Film Review: “The White Ribbon”!3{2}Relishes the Darkness of Nazism’s Infancy

When very bad directors imitate very great ones, the effect can swing  from hilarity (Steven Spielberg counterfeiting Stanley Kubrick in A.I.) and desecration (Brian dePalma degrading Alfred Hitchcock in “Obsession”) to class-project mediocrity (Walter Hill studiously copying Sam Peckinpah in “The Long Riders” and sneaky underhanded rip-off (Jim Jarmusch unofficially re-making Jean Renoir’s “Grand Illusion” with “Down By Law.”)  “The White Ribbon” is such a perfect copy of Carl Dreyer’s films that it is destroyed from the beginning merely by the comparisons it invites.

In his portrait of Germany’s devilish children on the eve of the first world war, writer/director Michael Henke is drawn to the quiet darkness of the Dreyer universe, but blind to the spiritual light illuminating it.  The white ribbon, worn as a punishment by those children who cannot keep evil at bay by any other means, is a mockery of the innocence it supposedly represents, just as Henke’s ancient black and white contrasts mock the images he so slavishly imitates.

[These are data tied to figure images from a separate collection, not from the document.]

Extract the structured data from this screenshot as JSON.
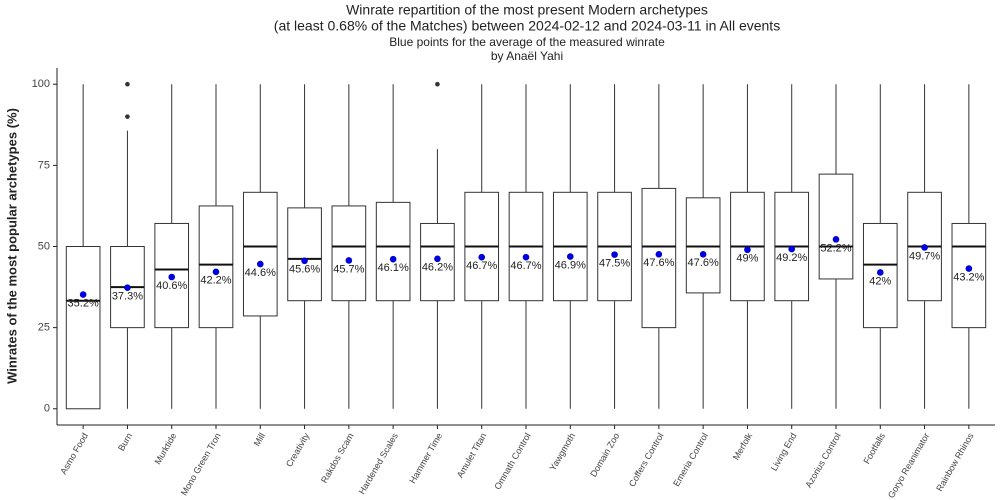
{
  "chart_data": {
    "type": "box",
    "title": [
      "Winrate repartition of the most present Modern archetypes",
      "(at least 0.68% of the Matches) between 2024-02-12 and 2024-03-11 in All events"
    ],
    "subtitle": [
      "Blue points for the average of the measured winrate",
      "by Anaël Yahi"
    ],
    "y_label": "Winrates of the most popular archetypes (%)",
    "categories": [
      "Asmo Food",
      "Burn",
      "Murktide",
      "Mono Green Tron",
      "Mill",
      "Creativity",
      "Rakdos Scam",
      "Hardened Scales",
      "Hammer Time",
      "Amulet Titan",
      "Omnath Control",
      "Yawgmoth",
      "Domain Zoo",
      "Coffers Control",
      "Emeria Control",
      "Merfolk",
      "Living End",
      "Azorius Control",
      "Footfalls",
      "Goryo Reanimator",
      "Rainbow Rhinos"
    ],
    "whisker_low": [
      0,
      0,
      0,
      0,
      0,
      0,
      0,
      0,
      0,
      0,
      0,
      0,
      0,
      0,
      0,
      0,
      0,
      0,
      0,
      0,
      0
    ],
    "q1": [
      0,
      25,
      25,
      25,
      28.6,
      33.3,
      33.3,
      33.3,
      33.3,
      33.3,
      33.3,
      33.3,
      33.3,
      25,
      35.7,
      33.3,
      33.3,
      40,
      25,
      33.3,
      25
    ],
    "median": [
      33.3,
      37.5,
      42.9,
      44.4,
      50,
      46.2,
      50,
      50,
      50,
      50,
      50,
      50,
      50,
      50,
      50,
      50,
      50,
      50,
      44.4,
      50,
      50
    ],
    "q3": [
      50,
      50,
      57.1,
      62.5,
      66.7,
      61.9,
      62.5,
      63.6,
      57.1,
      66.7,
      66.7,
      66.7,
      66.7,
      67.9,
      65,
      66.7,
      66.7,
      72.3,
      57.1,
      66.7,
      57.1
    ],
    "whisker_high": [
      100,
      85.7,
      100,
      100,
      100,
      100,
      100,
      100,
      80,
      100,
      100,
      100,
      100,
      100,
      100,
      100,
      100,
      100,
      100,
      100,
      100
    ],
    "outliers": [
      [],
      [
        90,
        100
      ],
      [],
      [],
      [],
      [],
      [],
      [],
      [
        100
      ],
      [],
      [],
      [],
      [],
      [],
      [],
      [],
      [],
      [],
      [],
      [],
      []
    ],
    "means": [
      35.2,
      37.3,
      40.6,
      42.2,
      44.6,
      45.6,
      45.7,
      46.1,
      46.2,
      46.7,
      46.7,
      46.9,
      47.5,
      47.6,
      47.6,
      49,
      49.2,
      52.2,
      42,
      49.7,
      43.2
    ],
    "value_labels": [
      "35.2%",
      "37.3%",
      "40.6%",
      "42.2%",
      "44.6%",
      "45.6%",
      "45.7%",
      "46.1%",
      "46.2%",
      "46.7%",
      "46.7%",
      "46.9%",
      "47.5%",
      "47.6%",
      "47.6%",
      "49%",
      "49.2%",
      "52.2%",
      "42%",
      "49.7%",
      "43.2%"
    ],
    "mean_color": "#0000dd",
    "box_color": "#333333",
    "outlier_color": "#333333",
    "ylim": [
      -5,
      105
    ],
    "yticks": [
      0,
      25,
      50,
      75,
      100
    ]
  }
}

The tale is told through the recollections of a schoolteacher whose courtship of a shy young tutor  coincided with the wiretripping of a doctor, the burning of a barn, an assault against a young girl, and the near-blinding of a retarded boy.  The schoolteacher and his fiancé are the only decent people in the village, but so thickly homely as to elude audience sympathy. Henke must have wanted it this way, perhaps in rebellion against the nonsensical belief that purity can be justly represented by physical beauty.

 

His best scene is also the ugliest.  The doctor, who we later discover is in the habit of sexually tormenting his daughter, has returned from the hospital and resumed his sordid couplings with the midwife who cares for him and the children.  No longer able to restrain his disgust for her flabby ugliness and bad breath, he unleashes a tyrannical invective of rejection against her very existence.

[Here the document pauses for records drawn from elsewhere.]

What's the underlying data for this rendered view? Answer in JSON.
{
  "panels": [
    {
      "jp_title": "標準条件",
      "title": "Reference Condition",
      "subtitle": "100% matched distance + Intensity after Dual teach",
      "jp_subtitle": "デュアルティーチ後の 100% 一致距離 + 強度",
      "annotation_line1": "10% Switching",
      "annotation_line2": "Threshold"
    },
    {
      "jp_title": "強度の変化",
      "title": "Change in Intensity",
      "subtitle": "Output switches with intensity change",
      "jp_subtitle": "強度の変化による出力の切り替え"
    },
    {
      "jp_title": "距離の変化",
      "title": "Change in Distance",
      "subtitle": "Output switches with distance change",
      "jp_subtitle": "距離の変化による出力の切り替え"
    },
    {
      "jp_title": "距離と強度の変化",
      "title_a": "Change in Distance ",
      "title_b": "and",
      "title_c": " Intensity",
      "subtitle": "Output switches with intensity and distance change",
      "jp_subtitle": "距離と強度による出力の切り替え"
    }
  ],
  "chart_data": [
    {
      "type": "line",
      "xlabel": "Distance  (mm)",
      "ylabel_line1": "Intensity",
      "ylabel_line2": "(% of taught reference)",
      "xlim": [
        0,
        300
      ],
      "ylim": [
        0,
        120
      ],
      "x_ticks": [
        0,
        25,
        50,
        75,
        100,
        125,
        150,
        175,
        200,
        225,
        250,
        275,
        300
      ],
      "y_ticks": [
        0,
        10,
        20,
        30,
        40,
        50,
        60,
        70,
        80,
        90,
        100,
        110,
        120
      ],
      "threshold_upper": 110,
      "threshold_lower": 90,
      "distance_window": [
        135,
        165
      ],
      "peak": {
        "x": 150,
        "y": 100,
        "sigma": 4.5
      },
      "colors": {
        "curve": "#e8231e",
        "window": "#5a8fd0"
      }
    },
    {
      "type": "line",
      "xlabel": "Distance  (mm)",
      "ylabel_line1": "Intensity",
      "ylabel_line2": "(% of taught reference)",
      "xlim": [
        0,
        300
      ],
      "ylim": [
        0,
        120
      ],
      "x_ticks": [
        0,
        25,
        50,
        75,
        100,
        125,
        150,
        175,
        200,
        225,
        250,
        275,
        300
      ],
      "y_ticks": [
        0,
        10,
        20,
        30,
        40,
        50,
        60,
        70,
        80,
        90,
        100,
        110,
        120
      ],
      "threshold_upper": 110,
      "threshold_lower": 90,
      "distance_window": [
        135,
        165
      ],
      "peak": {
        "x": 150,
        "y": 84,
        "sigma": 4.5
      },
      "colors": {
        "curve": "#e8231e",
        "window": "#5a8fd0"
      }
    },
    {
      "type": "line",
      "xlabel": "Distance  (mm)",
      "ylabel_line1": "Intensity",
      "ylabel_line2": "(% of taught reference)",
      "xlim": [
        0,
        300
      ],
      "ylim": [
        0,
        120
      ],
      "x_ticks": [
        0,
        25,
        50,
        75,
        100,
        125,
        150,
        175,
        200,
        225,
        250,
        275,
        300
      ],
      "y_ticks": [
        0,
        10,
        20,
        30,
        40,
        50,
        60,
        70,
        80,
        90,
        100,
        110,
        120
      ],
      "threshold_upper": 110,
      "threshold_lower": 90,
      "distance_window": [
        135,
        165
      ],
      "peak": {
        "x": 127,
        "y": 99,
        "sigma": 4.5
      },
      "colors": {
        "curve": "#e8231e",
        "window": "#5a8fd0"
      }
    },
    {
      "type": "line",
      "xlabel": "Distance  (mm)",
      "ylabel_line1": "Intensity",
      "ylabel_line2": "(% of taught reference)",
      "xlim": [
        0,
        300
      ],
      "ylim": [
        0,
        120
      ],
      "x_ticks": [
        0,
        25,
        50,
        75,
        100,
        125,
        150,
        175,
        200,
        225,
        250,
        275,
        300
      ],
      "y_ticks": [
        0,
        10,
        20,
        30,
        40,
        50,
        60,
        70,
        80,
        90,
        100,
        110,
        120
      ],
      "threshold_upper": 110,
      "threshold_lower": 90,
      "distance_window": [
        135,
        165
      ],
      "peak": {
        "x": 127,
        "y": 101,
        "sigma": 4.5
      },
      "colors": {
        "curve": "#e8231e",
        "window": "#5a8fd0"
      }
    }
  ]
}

Hateful a film as “The White Ribbon” may be,  Henke cannot, unlike the directors of “The Lives of Others” and “The Counterfeiters,” be accused of being a Nazi apologist.  At the end of the film, it is easy to imagine the horrible children in this rotten German village heartily embracing the Nazi party in twenty years time.  What Henke conveniently overlooks, however, is that it took more than one  creepy village to spawn the Third Reich.  The guilt for that abomination rests on the the whole of Germany.